NAIROBI, 6 mars (Xinhua) --
Le président kenyan Mwai Kibaki a demandé jeudi aux députés de soutenir la
restauration de la paix et la stabilité dans le pays après les violences
post-électorales.
Lors d'une réunion du groupe parlementaire conjoint,
qui a rassemblé le Parti de l'unité nationale (PNU) et le Mouvement
démocratique orange (ODM, opposition) dirigé par le Premier ministre
présenti Raila Odinga, M. Kibaki a mis l'accent sur le besoin pour tous
les Kenyans de cohabiter en paix, soulignant que le développement et la
prospérité ne pouvaient exister sans une paix durable.

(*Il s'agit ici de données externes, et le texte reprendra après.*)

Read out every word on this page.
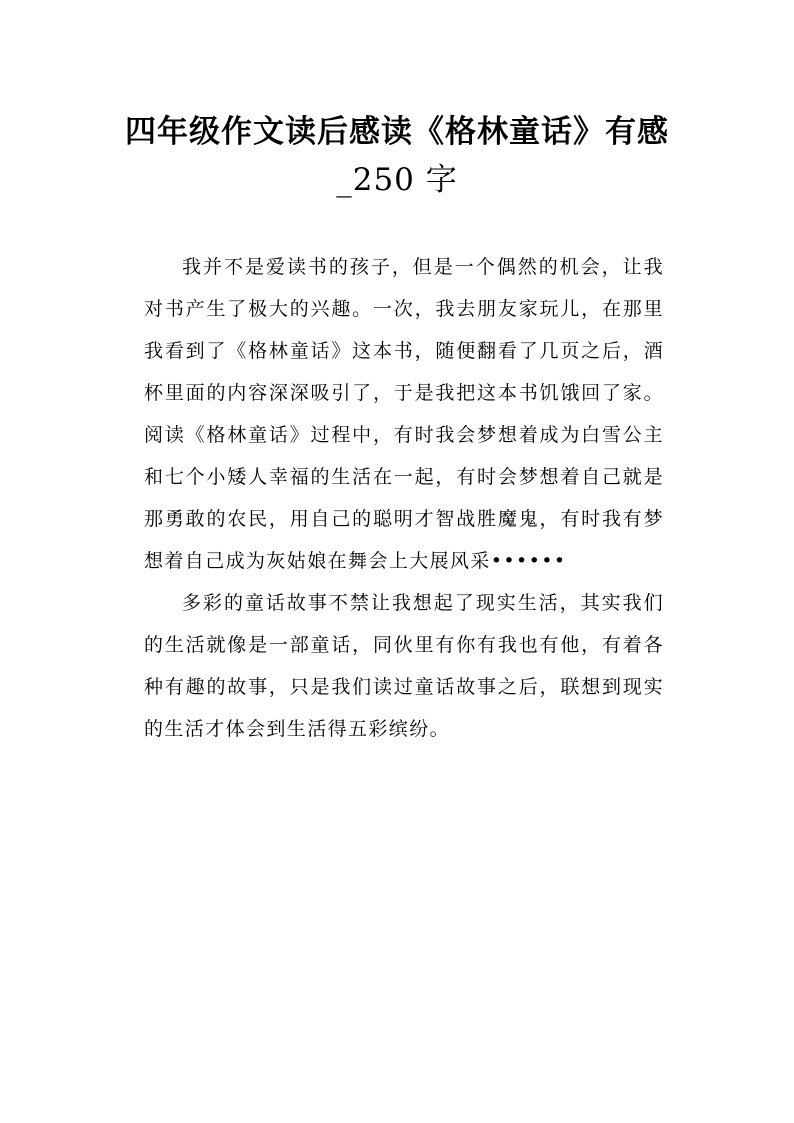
四年级作文读后感读《格林童话》有感
_250 字

我并不是爱读书的孩子，但是一个偶然的机会，让我对书产生了极大的兴趣。一次，我去朋友家玩儿，在那里我看到了《格林童话》这本书，随便翻看了几页之后，酒杯里面的内容深深吸引了，于是我把这本书饥饿回了家。阅读《格林童话》过程中，有时我会梦想着成为白雪公主和七个小矮人幸福的生活在一起，有时会梦想着自己就是那勇敢的农民，用自己的聪明才智战胜魔鬼，有时我有梦想着自己成为灰姑娘在舞会上大展风采••••••

多彩的童话故事不禁让我想起了现实生活，其实我们的生活就像是一部童话，同伙里有你有我也有他，有着各种有趣的故事，只是我们读过童话故事之后，联想到现实的生活才体会到生活得五彩缤纷。
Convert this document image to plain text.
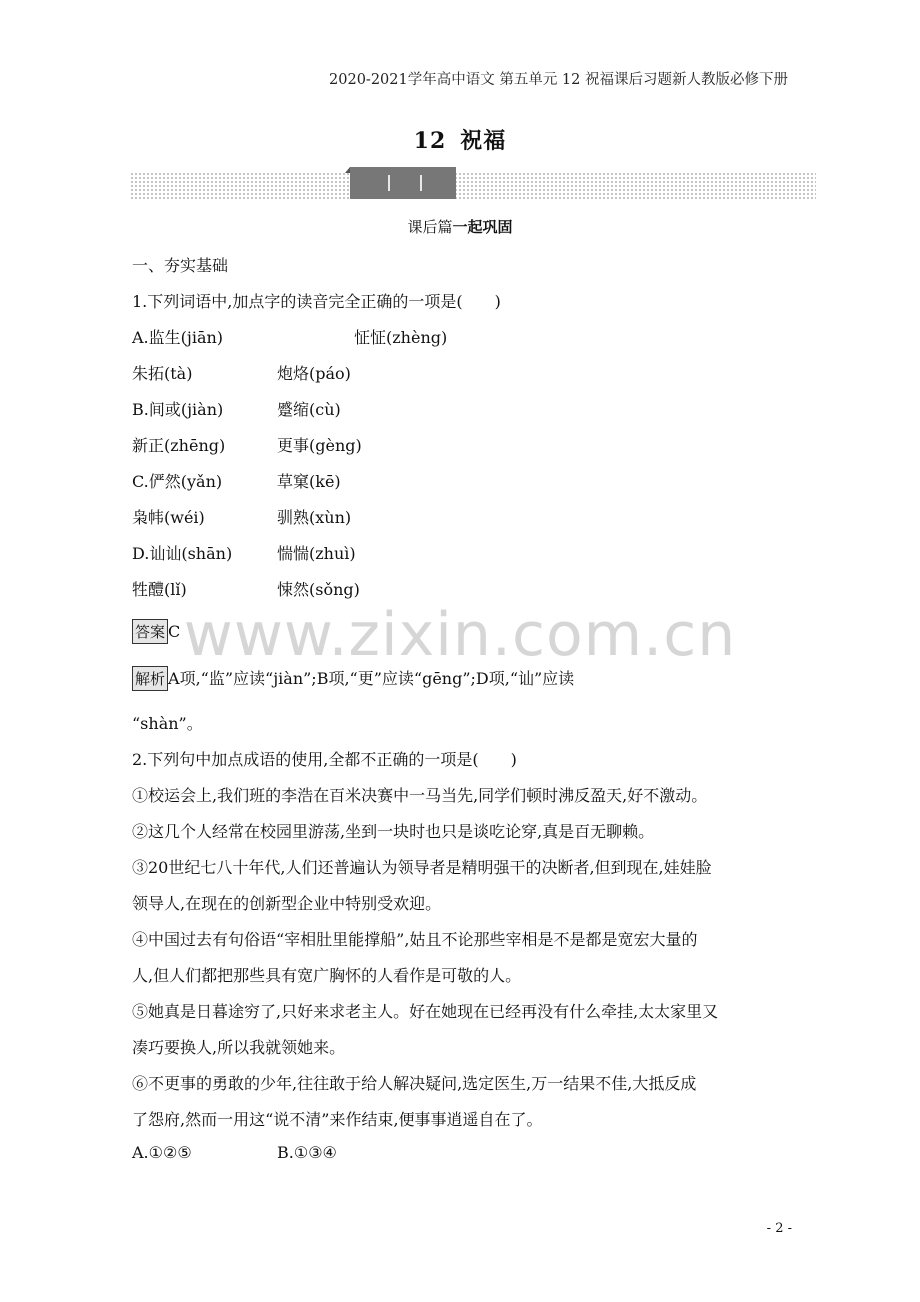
2020-2021学年高中语文 第五单元 12 祝福课后习题新人教版必修下册
12 祝福
课后篇一起巩固
一、夯实基础
1.下列词语中,加点字的读音完全正确的一项是(　　)
A.监生(jiān)	怔怔(zhèng)
朱拓(tà)	炮烙(páo)
B.间或(jiàn)	蹙缩(cù)
新正(zhēng)	更事(gèng)
C.俨然(yǎn)	草窠(kē)
枭帏(wéi)	驯熟(xùn)
D.讪讪(shān)	惴惴(zhuì)
牲醴(lǐ)	悚然(sǒng)
www.zixin.com.cn
答案 C
解析 A项,“监”应读“jiàn”;B项,“更”应读“gēng”;D项,“讪”应读
“shàn”。
2.下列句中加点成语的使用,全都不正确的一项是(　　)
①校运会上,我们班的李浩在百米决赛中一马当先,同学们顿时沸反盈天,好不激动。
②这几个人经常在校园里游荡,坐到一块时也只是谈吃论穿,真是百无聊赖。
③20世纪七八十年代,人们还普遍认为领导者是精明强干的决断者,但到现在,娃娃脸
领导人,在现在的创新型企业中特别受欢迎。
④中国过去有句俗语“宰相肚里能撑船”,姑且不论那些宰相是不是都是宽宏大量的
人,但人们都把那些具有宽广胸怀的人看作是可敬的人。
⑤她真是日暮途穷了,只好来求老主人。好在她现在已经再没有什么牵挂,太太家里又
凑巧要换人,所以我就领她来。
⑥不更事的勇敢的少年,往往敢于给人解决疑问,选定医生,万一结果不佳,大抵反成
了怨府,然而一用这“说不清”来作结束,便事事逍遥自在了。
A.①②⑤	B.①③④
- 2 -
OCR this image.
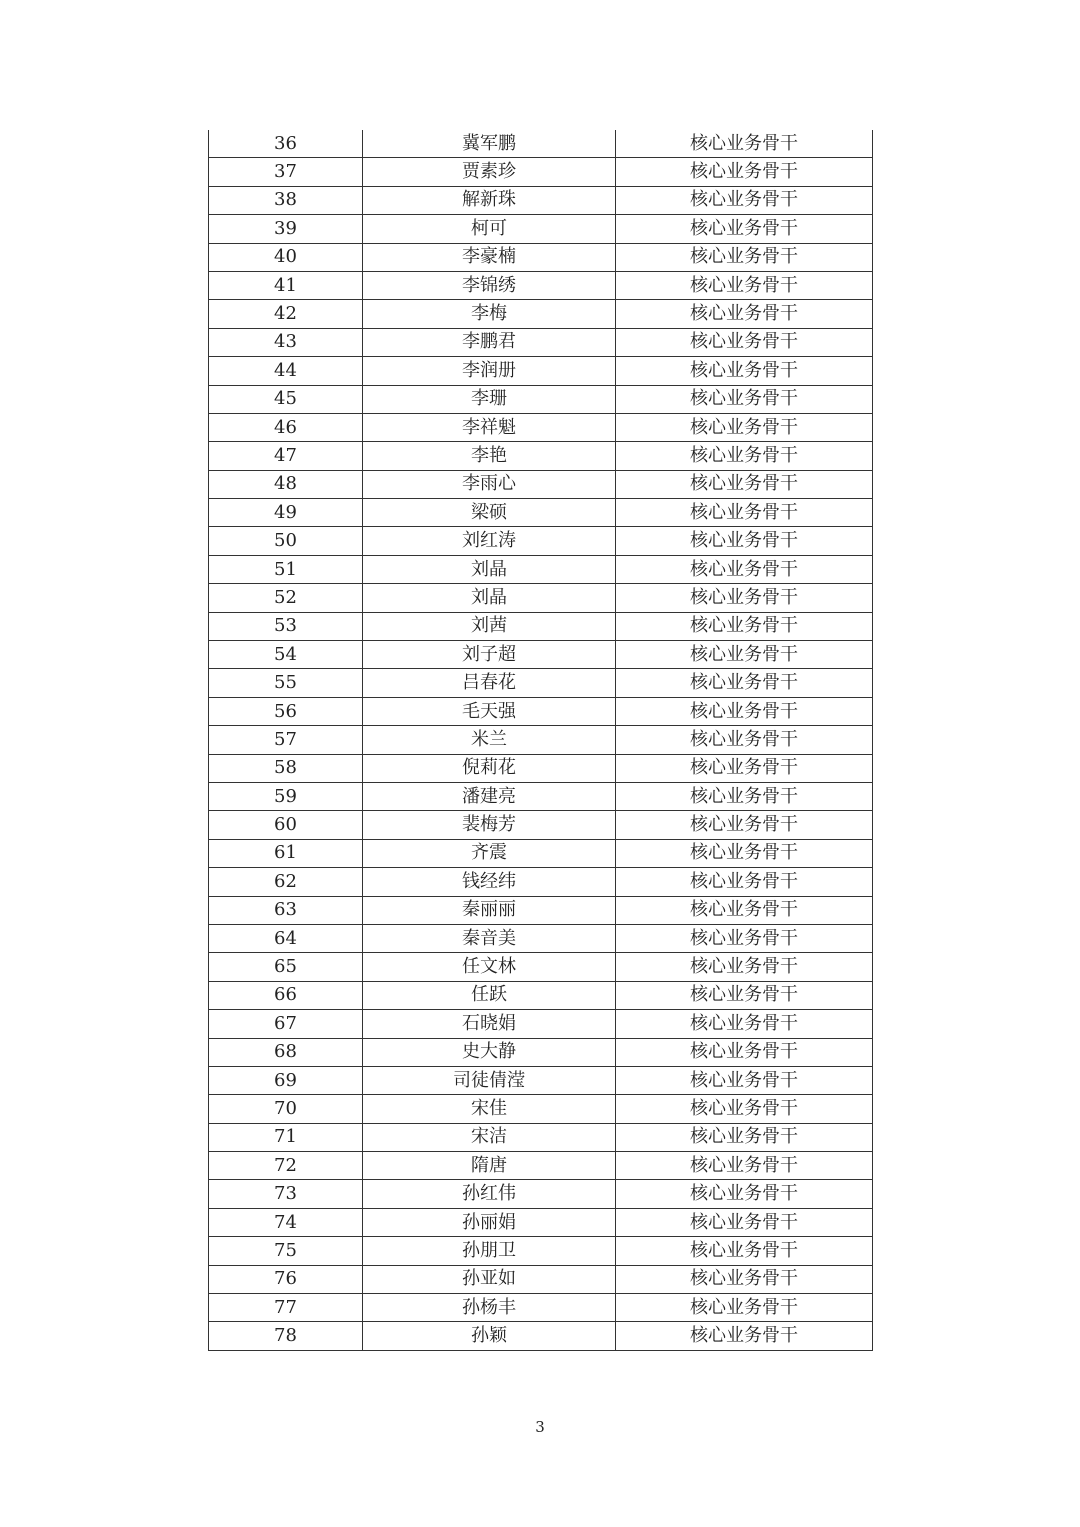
36	冀军鹏	核心业务骨干
37	贾素珍	核心业务骨干
38	解新珠	核心业务骨干
39	柯可	核心业务骨干
40	李豪楠	核心业务骨干
41	李锦绣	核心业务骨干
42	李梅	核心业务骨干
43	李鹏君	核心业务骨干
44	李润册	核心业务骨干
45	李珊	核心业务骨干
46	李祥魁	核心业务骨干
47	李艳	核心业务骨干
48	李雨心	核心业务骨干
49	梁硕	核心业务骨干
50	刘红涛	核心业务骨干
51	刘晶	核心业务骨干
52	刘晶	核心业务骨干
53	刘茜	核心业务骨干
54	刘子超	核心业务骨干
55	吕春花	核心业务骨干
56	毛天强	核心业务骨干
57	米兰	核心业务骨干
58	倪莉花	核心业务骨干
59	潘建亮	核心业务骨干
60	裴梅芳	核心业务骨干
61	齐震	核心业务骨干
62	钱经纬	核心业务骨干
63	秦丽丽	核心业务骨干
64	秦音美	核心业务骨干
65	任文林	核心业务骨干
66	任跃	核心业务骨干
67	石晓娟	核心业务骨干
68	史大静	核心业务骨干
69	司徒倩滢	核心业务骨干
70	宋佳	核心业务骨干
71	宋洁	核心业务骨干
72	隋唐	核心业务骨干
73	孙红伟	核心业务骨干
74	孙丽娟	核心业务骨干
75	孙朋卫	核心业务骨干
76	孙亚如	核心业务骨干
77	孙杨丰	核心业务骨干
78	孙颖	核心业务骨干
3
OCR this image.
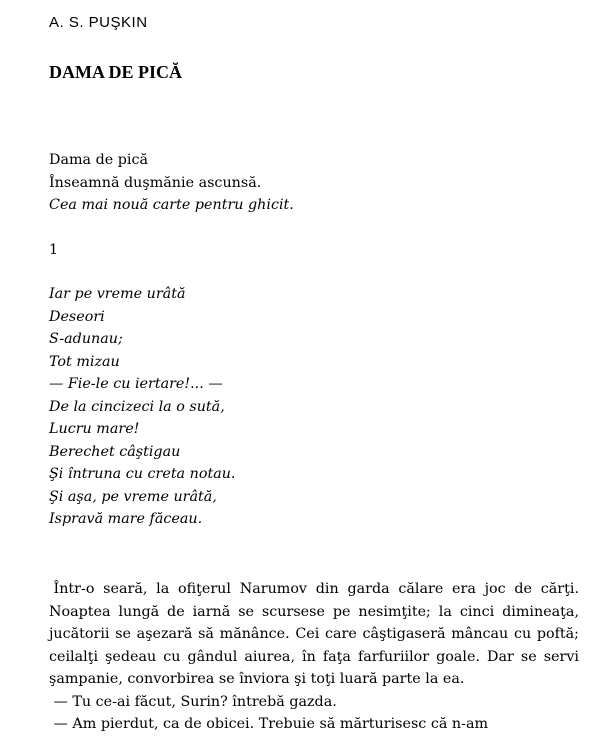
A. S. PUŞKIN
DAMA DE PICĂ
Dama de pică
Înseamnă duşmănie ascunsă.
Cea mai nouă carte pentru ghicit.
1
Iar pe vreme urâtă
Deseori
S-adunau;
Tot mizau
— Fie-le cu iertare!... —
De la cincizeci la o sută,
Lucru mare!
Berechet câştigau
Şi întruna cu creta notau.
Şi aşa, pe vreme urâtă,
Ispravă mare făceau.

Într-o seară, la ofiţerul Narumov din garda călare era joc de cărţi. Noaptea lungă de iarnă se scursese pe nesimţite; la cinci dimineaţa, jucătorii se aşezară să mănânce. Cei care câştigaseră mâncau cu poftă; ceilalţi şedeau cu gândul aiurea, în faţa farfuriilor goale. Dar se servi şampanie, convorbirea se înviora şi toţi luară parte la ea.

— Tu ce-ai făcut, Surin? întrebă gazda.

— Am pierdut, ca de obicei. Trebuie să mărturisesc că n-am
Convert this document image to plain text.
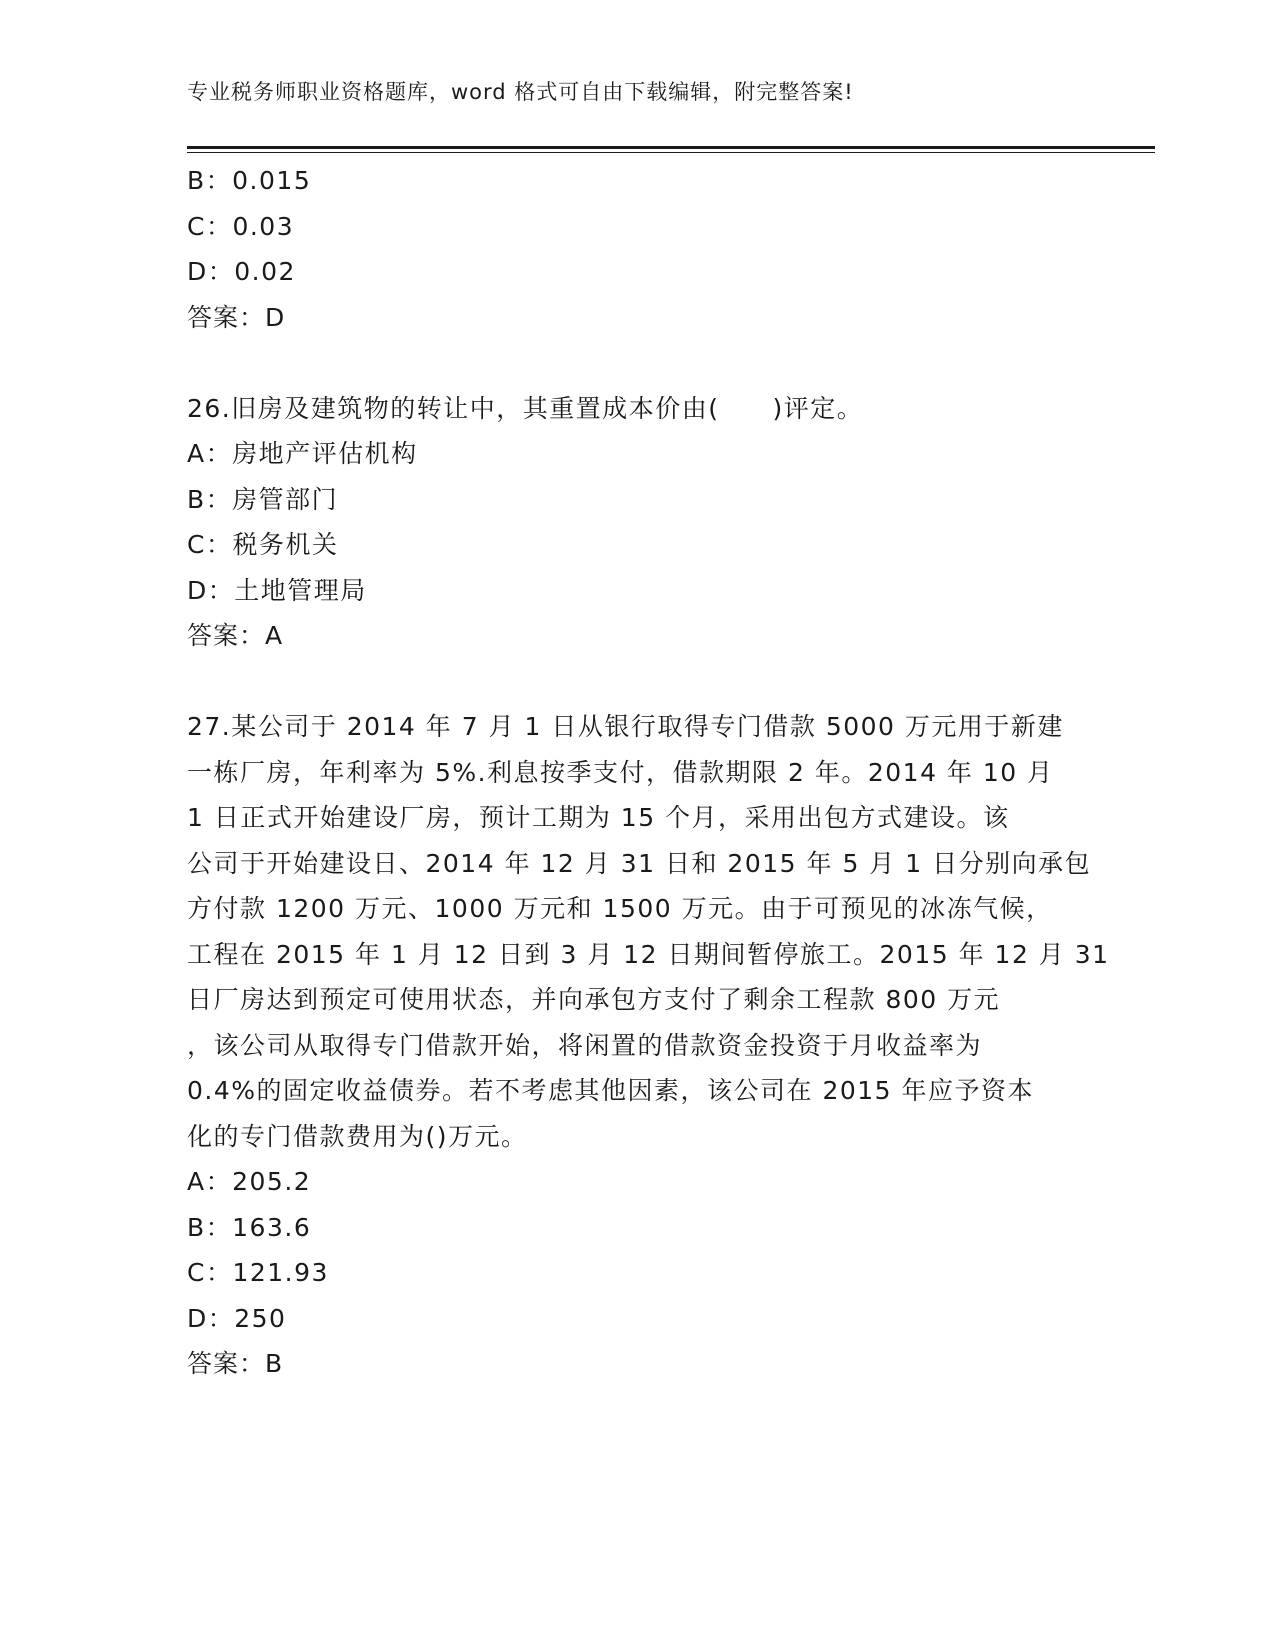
专业税务师职业资格题库，word 格式可自由下载编辑，附完整答案!
B：0.015
C：0.03
D：0.02
答案：D
26.旧房及建筑物的转让中，其重置成本价由(　　)评定。
A：房地产评估机构
B：房管部门
C：税务机关
D：土地管理局
答案：A
27.某公司于 2014 年 7 月 1 日从银行取得专门借款 5000 万元用于新建
一栋厂房，年利率为 5%.利息按季支付，借款期限 2 年。2014 年 10 月
1 日正式开始建设厂房，预计工期为 15 个月，采用出包方式建设。该
公司于开始建设日、2014 年 12 月 31 日和 2015 年 5 月 1 日分别向承包
方付款 1200 万元、1000 万元和 1500 万元。由于可预见的冰冻气候，
工程在 2015 年 1 月 12 日到 3 月 12 日期间暂停旅工。2015 年 12 月 31
日厂房达到预定可使用状态，并向承包方支付了剩余工程款 800 万元
，该公司从取得专门借款开始，将闲置的借款资金投资于月收益率为
0.4%的固定收益债券。若不考虑其他因素，该公司在 2015 年应予资本
化的专门借款费用为()万元。
A：205.2
B：163.6
C：121.93
D：250
答案：B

M. Kibaki a appelé les députés à mener une politique
de guérison et de réconciliation.
Cette réunion est intervenue après la signature par
les deux dirigeants d'un accord de partage du pouvoir mettant fin à des
semaines de crise politique.
L'accord prévoit la nomination de M. Odinga au poste
de Premier ministre, un poste qui n'existe pas dans l'actuelle constitution
du Kenya.
Les législateurs des deux parties ont convenu de
mettre en oeuvre cet accord et d'amender pour cela la constitution, ainsi
que de créer une Commission pour la vérité et la réconciliation.
Le président Kibaki, âgé de 76 ans, a souligné
qu'une paix durable nécessitait pardon et changement d'attitude des gens
et des dirigeants.
Il a demandé aux Kenyans de regarder vers l'avenir
avec espoir et courage et de tirer les leçons des événements de ces
dernières semaines pour que plus jamais un Kenya ne se dresse contre son
frère.
Il a ensuite demandé au groupe parlementaire de la
grande coalition de soutenir les mesures législatives proposées pour le
retour du pays à la paix et à la stabilité.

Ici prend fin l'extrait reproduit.